Senate Strikes Deal on Student Loan Rates
But lawmakers will have to act quickly to prevent rates from doubling at the start of next month.
| Posted Wednesday, June 27, 2012, at 10:48 AM
Photo by Christopher Furlong/Getty Images.
After weeks of negotiations, Senate Democrats and Republicans have reached a $6.7 billion deal to prevent the interest rate on federal student loans from doubling this summer.
Senate Majority Leader Harry Reid and Minority Leader Mitch McConnell announced the deal Tuesday, giving lawmakers a handful of days to speed it through the chamber before a July 1 deadline, the New York Times reports. Although neither party wanted to see student loan interest rates double, Congressional leaders struggled for weeks to agree on how to pay for the measure.
President Obama has campaigned heavily on the congressional stalemate over the student loan issue, college students to pressure their leaders on the Hill. Republicans, meanwhile, say that an agreement could have been reached earlier had Democrats not decided to make the loans a campaign issue.
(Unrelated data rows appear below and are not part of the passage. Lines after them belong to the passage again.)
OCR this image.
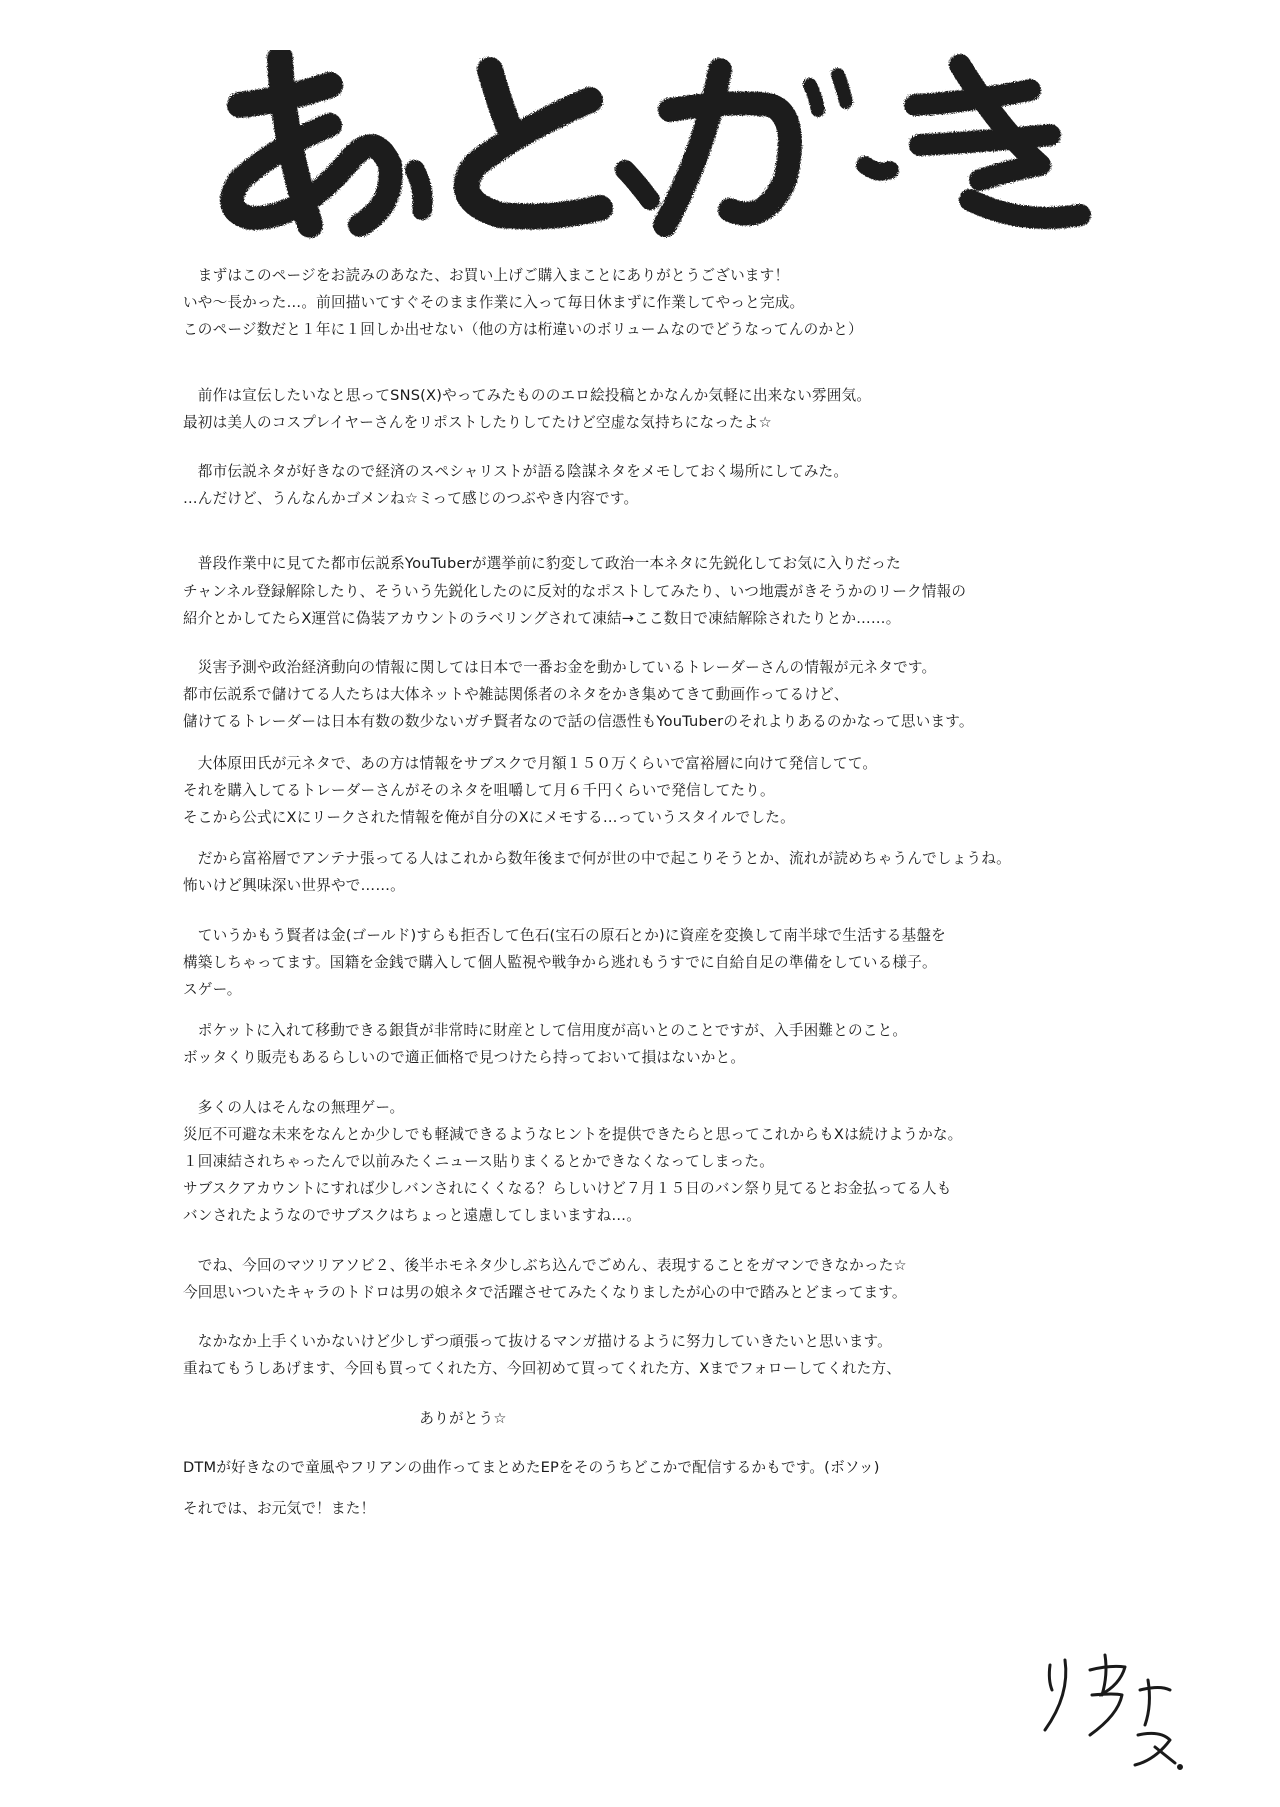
　まずはこのページをお読みのあなた、お買い上げご購入まことにありがとうございます！
いや～長かった…。前回描いてすぐそのまま作業に入って毎日休まずに作業してやっと完成。
このページ数だと１年に１回しか出せない（他の方は桁違いのボリュームなのでどうなってんのかと）

　前作は宣伝したいなと思ってSNS(X)やってみたもののエロ絵投稿とかなんか気軽に出来ない雰囲気。
最初は美人のコスプレイヤーさんをリポストしたりしてたけど空虚な気持ちになったよ☆

　都市伝説ネタが好きなので経済のスペシャリストが語る陰謀ネタをメモしておく場所にしてみた。
…んだけど、うんなんかゴメンね☆ミって感じのつぶやき内容です。

　普段作業中に見てた都市伝説系YouTuberが選挙前に豹変して政治一本ネタに先鋭化してお気に入りだった
チャンネル登録解除したり、そういう先鋭化したのに反対的なポストしてみたり、いつ地震がきそうかのリーク情報の
紹介とかしてたらX運営に偽装アカウントのラベリングされて凍結→ここ数日で凍結解除されたりとか……。

　災害予測や政治経済動向の情報に関しては日本で一番お金を動かしているトレーダーさんの情報が元ネタです。
都市伝説系で儲けてる人たちは大体ネットや雑誌関係者のネタをかき集めてきて動画作ってるけど、
儲けてるトレーダーは日本有数の数少ないガチ賢者なので話の信憑性もYouTuberのそれよりあるのかなって思います。

　大体原田氏が元ネタで、あの方は情報をサブスクで月額１５０万くらいで富裕層に向けて発信してて。
それを購入してるトレーダーさんがそのネタを咀嚼して月６千円くらいで発信してたり。
そこから公式にXにリークされた情報を俺が自分のXにメモする…っていうスタイルでした。

　だから富裕層でアンテナ張ってる人はこれから数年後まで何が世の中で起こりそうとか、流れが読めちゃうんでしょうね。
怖いけど興味深い世界やで……。

　ていうかもう賢者は金(ゴールド)すらも拒否して色石(宝石の原石とか)に資産を変換して南半球で生活する基盤を
構築しちゃってます。国籍を金銭で購入して個人監視や戦争から逃れもうすでに自給自足の準備をしている様子。
スゲー。

　ポケットに入れて移動できる銀貨が非常時に財産として信用度が高いとのことですが、入手困難とのこと。
ボッタくり販売もあるらしいので適正価格で見つけたら持っておいて損はないかと。

　多くの人はそんなの無理ゲー。
災厄不可避な未来をなんとか少しでも軽減できるようなヒントを提供できたらと思ってこれからもXは続けようかな。
１回凍結されちゃったんで以前みたくニュース貼りまくるとかできなくなってしまった。
サブスクアカウントにすれば少しバンされにくくなる？らしいけど７月１５日のバン祭り見てるとお金払ってる人も
バンされたようなのでサブスクはちょっと遠慮してしまいますね…。

　でね、今回のマツリアソビ２、後半ホモネタ少しぶち込んでごめん、表現することをガマンできなかった☆
今回思いついたキャラのトドロは男の娘ネタで活躍させてみたくなりましたが心の中で踏みとどまってます。

　なかなか上手くいかないけど少しずつ頑張って抜けるマンガ描けるように努力していきたいと思います。
重ねてもうしあげます、今回も買ってくれた方、今回初めて買ってくれた方、Xまでフォローしてくれた方、

ありがとう☆

DTMが好きなので童風やフリアンの曲作ってまとめたEPをそのうちどこかで配信するかもです。(ボソッ)

それでは、お元気で！また！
Besides, a compromise seemed nearly inevitable once Republican presidential candidate Mitt Romney called on Congress to extend the subsidized loans, Politico explains.
Senators reached the $6.7 billion target through compromise. Democrats suggested a "pension smoothing" plan that will raise more than $5 billion, and the additional funds come from a GOP-designed measure that would limit the length of time a student could receive the subsidized interest rate to 150 percent the average length of their program, for instance, six years for a four year degree.
Meanwhile, the bill has become part of an end-of-session Congressional laundry list as lawmakers try to link it to the other major legislation that needs extending, the highway bill, according to the Washington Post. House Republicans, led by Speaker John Boehner, worked into Tuesday evening trying to meld the two, which could make for quicker passage but is complicated by ongoing tensions over the highway bill.
"We’re very close to having everything done," said Reid. "But until we get everything done, nothing’s done."